汉子们打起架来眼红,常常六亲不认,一般人都不敢靠近。
此时更是吓得方夏都呆住了,他从没见过李远山同人动手,虽说自家汉子长得有些吓人,可自打他嫁过来这些日子,对他都是和和气气的,哪有今日这番模样。
还是柳满机灵,急忙叫住了围着常六指的三个人,虽说此事他们占理,可若是将人打出个好歹来他们也得吃官司。
再者说这事事关孙青青的名声,女子哥儿最看重名节,若是闹的大了被村里人知道,免不了要被说三道四,到时候传着传着有理也变成没理了。
吴大牛呸了一声,警告道:“若是敢出去瞎说,定是饶不了你!”
“不敢说,肯定不敢说!”常六指哆哆嗦嗦回,整个人在地上缩成一团,抖个不停。
李远山眯着眼睛,脸色黑沉沉的,只压着声音喝道:“滚!”
常彪一听这凶神发话,屁都不敢放一个,麻溜地从地上爬起来踉踉跄跄跑了。
见人跑了,他们也不追,只让方夏和柳满先送孙青青回去,
柳满心细,帮着孙青青拍拍身上的草叶土屑:“这事儿啊不能声张,若是给一些爱嚼舌根的人听了去,不定怎么编排你呢,以后啊也别自己一个人出来,喊上我和夏哥儿。”
“满哥儿说的是呢,青青你若要挖野菜或是采菌子,咱们结伴儿出来。”方夏跟着点点头。
方才被李远山凶狠的样子吓呆了,此时才回过神来,拿着帕子帮孙青青擦着脸,他不善言辞,便顺着柳满的话说。
孙青青此刻才止住了眼泪,她一个妇道人家,哪里见过这样的腌渍事,更别说常六指这样不要脸的无赖了,当时惊惧之下除了拼命挣扎只剩下哭泣,这会儿缓过劲来也庆幸自己运气好,碰上了李云山救她。
她抽噎着回头看了李云山一眼,眼睛红红的低声头道谢。
跟在他们身后不远处的李云山看到了,不好意思地挠挠头,忙红着脸摆手示意不用谢。
他们几个汉子为了避免被人看见说闲话,便远远跟在方夏他们身后,几人前后脚回了村。
一路无话,待几人走到到巷子口,太阳早就落下去了。
家家户户院子里都飘着饭菜的香味,趁着天黑前最后一丝光亮,庄户人家要赶紧做饭吃饭,再晚省的还得点油灯。

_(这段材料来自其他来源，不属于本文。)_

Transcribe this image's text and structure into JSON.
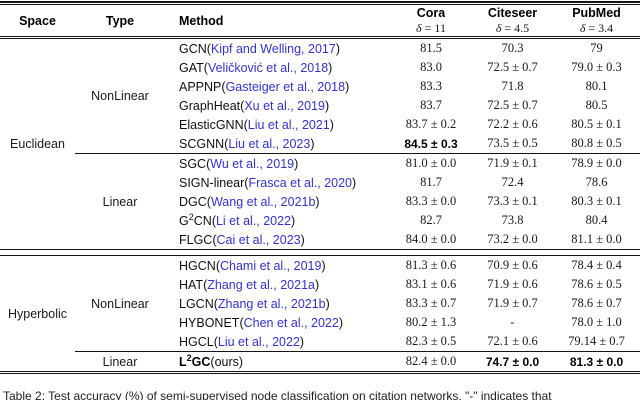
{
  "colors": {
    "citation_blue": "#3333cc"
  },
  "header": {
    "space": "Space",
    "type": "Type",
    "method": "Method",
    "datasets": [
      {
        "name": "Cora",
        "delta": "δ = 11"
      },
      {
        "name": "Citeseer",
        "delta": "δ = 4.5"
      },
      {
        "name": "PubMed",
        "delta": "δ = 3.4"
      }
    ]
  },
  "groups": [
    {
      "space": "Euclidean",
      "subgroups": [
        {
          "type": "NonLinear",
          "rows": [
            {
              "pre": "GCN",
              "sup": "",
              "post": "",
              "cite": "Kipf and Welling, 2017",
              "cite_link": true,
              "bold_method": false,
              "vals": [
                {
                  "t": "81.5",
                  "b": false
                },
                {
                  "t": "70.3",
                  "b": false
                },
                {
                  "t": "79",
                  "b": false
                }
              ]
            },
            {
              "pre": "GAT",
              "sup": "",
              "post": "",
              "cite": "Veličković et al., 2018",
              "cite_link": true,
              "bold_method": false,
              "vals": [
                {
                  "t": "83.0",
                  "b": false
                },
                {
                  "t": "72.5 ± 0.7",
                  "b": false
                },
                {
                  "t": "79.0 ± 0.3",
                  "b": false
                }
              ]
            },
            {
              "pre": "APPNP",
              "sup": "",
              "post": "",
              "cite": "Gasteiger et al., 2018",
              "cite_link": true,
              "bold_method": false,
              "vals": [
                {
                  "t": "83.3",
                  "b": false
                },
                {
                  "t": "71.8",
                  "b": false
                },
                {
                  "t": "80.1",
                  "b": false
                }
              ]
            },
            {
              "pre": "GraphHeat",
              "sup": "",
              "post": "",
              "cite": "Xu et al., 2019",
              "cite_link": true,
              "bold_method": false,
              "vals": [
                {
                  "t": "83.7",
                  "b": false
                },
                {
                  "t": "72.5 ± 0.7",
                  "b": false
                },
                {
                  "t": "80.5",
                  "b": false
                }
              ]
            },
            {
              "pre": "ElasticGNN",
              "sup": "",
              "post": "",
              "cite": "Liu et al., 2021",
              "cite_link": true,
              "bold_method": false,
              "vals": [
                {
                  "t": "83.7 ± 0.2",
                  "b": false
                },
                {
                  "t": "72.2 ± 0.6",
                  "b": false
                },
                {
                  "t": "80.5 ± 0.1",
                  "b": false
                }
              ]
            },
            {
              "pre": "SCGNN",
              "sup": "",
              "post": "",
              "cite": "Liu et al., 2023",
              "cite_link": true,
              "bold_method": false,
              "vals": [
                {
                  "t": "84.5 ± 0.3",
                  "b": true
                },
                {
                  "t": "73.5 ± 0.5",
                  "b": false
                },
                {
                  "t": "80.8 ± 0.5",
                  "b": false
                }
              ]
            }
          ]
        },
        {
          "type": "Linear",
          "rows": [
            {
              "pre": "SGC",
              "sup": "",
              "post": "",
              "cite": "Wu et al., 2019",
              "cite_link": true,
              "bold_method": false,
              "vals": [
                {
                  "t": "81.0 ± 0.0",
                  "b": false
                },
                {
                  "t": "71.9 ± 0.1",
                  "b": false
                },
                {
                  "t": "78.9 ± 0.0",
                  "b": false
                }
              ]
            },
            {
              "pre": "SIGN-linear",
              "sup": "",
              "post": "",
              "cite": "Frasca et al., 2020",
              "cite_link": true,
              "bold_method": false,
              "vals": [
                {
                  "t": "81.7",
                  "b": false
                },
                {
                  "t": "72.4",
                  "b": false
                },
                {
                  "t": "78.6",
                  "b": false
                }
              ]
            },
            {
              "pre": "DGC",
              "sup": "",
              "post": "",
              "cite": "Wang et al., 2021b",
              "cite_link": true,
              "bold_method": false,
              "vals": [
                {
                  "t": "83.3 ± 0.0",
                  "b": false
                },
                {
                  "t": "73.3 ± 0.1",
                  "b": false
                },
                {
                  "t": "80.3 ± 0.1",
                  "b": false
                }
              ]
            },
            {
              "pre": "G",
              "sup": "2",
              "post": "CN",
              "cite": "Li et al., 2022",
              "cite_link": true,
              "bold_method": false,
              "vals": [
                {
                  "t": "82.7",
                  "b": false
                },
                {
                  "t": "73.8",
                  "b": false
                },
                {
                  "t": "80.4",
                  "b": false
                }
              ]
            },
            {
              "pre": "FLGC",
              "sup": "",
              "post": "",
              "cite": "Cai et al., 2023",
              "cite_link": true,
              "bold_method": false,
              "vals": [
                {
                  "t": "84.0 ± 0.0",
                  "b": false
                },
                {
                  "t": "73.2 ± 0.0",
                  "b": false
                },
                {
                  "t": "81.1 ± 0.0",
                  "b": false
                }
              ]
            }
          ]
        }
      ]
    },
    {
      "space": "Hyperbolic",
      "subgroups": [
        {
          "type": "NonLinear",
          "rows": [
            {
              "pre": "HGCN",
              "sup": "",
              "post": "",
              "cite": "Chami et al., 2019",
              "cite_link": true,
              "bold_method": false,
              "vals": [
                {
                  "t": "81.3 ± 0.6",
                  "b": false
                },
                {
                  "t": "70.9 ± 0.6",
                  "b": false
                },
                {
                  "t": "78.4 ± 0.4",
                  "b": false
                }
              ]
            },
            {
              "pre": "HAT",
              "sup": "",
              "post": "",
              "cite": "Zhang et al., 2021a",
              "cite_link": true,
              "bold_method": false,
              "vals": [
                {
                  "t": "83.1 ± 0.6",
                  "b": false
                },
                {
                  "t": "71.9 ± 0.6",
                  "b": false
                },
                {
                  "t": "78.6 ± 0.5",
                  "b": false
                }
              ]
            },
            {
              "pre": "LGCN",
              "sup": "",
              "post": "",
              "cite": "Zhang et al., 2021b",
              "cite_link": true,
              "bold_method": false,
              "vals": [
                {
                  "t": "83.3 ± 0.7",
                  "b": false
                },
                {
                  "t": "71.9 ± 0.7",
                  "b": false
                },
                {
                  "t": "78.6 ± 0.7",
                  "b": false
                }
              ]
            },
            {
              "pre": "HYBONET",
              "sup": "",
              "post": "",
              "cite": "Chen et al., 2022",
              "cite_link": true,
              "bold_method": false,
              "vals": [
                {
                  "t": "80.2 ± 1.3",
                  "b": false
                },
                {
                  "t": "-",
                  "b": false
                },
                {
                  "t": "78.0 ± 1.0",
                  "b": false
                }
              ]
            },
            {
              "pre": "HGCL",
              "sup": "",
              "post": "",
              "cite": "Liu et al., 2022",
              "cite_link": true,
              "bold_method": false,
              "vals": [
                {
                  "t": "82.3 ± 0.5",
                  "b": false
                },
                {
                  "t": "72.1 ± 0.6",
                  "b": false
                },
                {
                  "t": "79.14 ± 0.7",
                  "b": false
                }
              ]
            }
          ]
        },
        {
          "type": "Linear",
          "rows": [
            {
              "pre": "L",
              "sup": "2",
              "post": "GC",
              "cite": "ours",
              "cite_link": false,
              "bold_method": true,
              "vals": [
                {
                  "t": "82.4 ± 0.0",
                  "b": false
                },
                {
                  "t": "74.7 ± 0.0",
                  "b": true
                },
                {
                  "t": "81.3 ± 0.0",
                  "b": true
                }
              ]
            }
          ]
        }
      ]
    }
  ],
  "caption": "Table 2:  Test accuracy (%) of semi-supervised node classification on citation networks. \"-\" indicates that"
}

远远地就听见孙青青的婆母徐老太的声音:“青青!孙青青!你野去哪里了?这时候了也不回家做饭,等着我们饿死吗?”
一听徐老太的语气不好,孙青青顾不得其他,匆匆同方夏、柳满招呼一声便回家去了,等她进了院子,还能听见徐老太埋怨责怪的声音。
柳满着急回家看孩子,他们出来一下午,不知道小石头乖不乖,他叹了口气转身进了自家院子。
只剩下方夏懵懵地站在家门口,此时身边没人,周围安静下来,不由得想起李远山打人时的狠劲,他后知后觉心里生出了些许怕意。
还没等方夏想明白什么,后边跟着的李远山走过来拉着他的手腕道:“怎地不进家?站在门口做什么?”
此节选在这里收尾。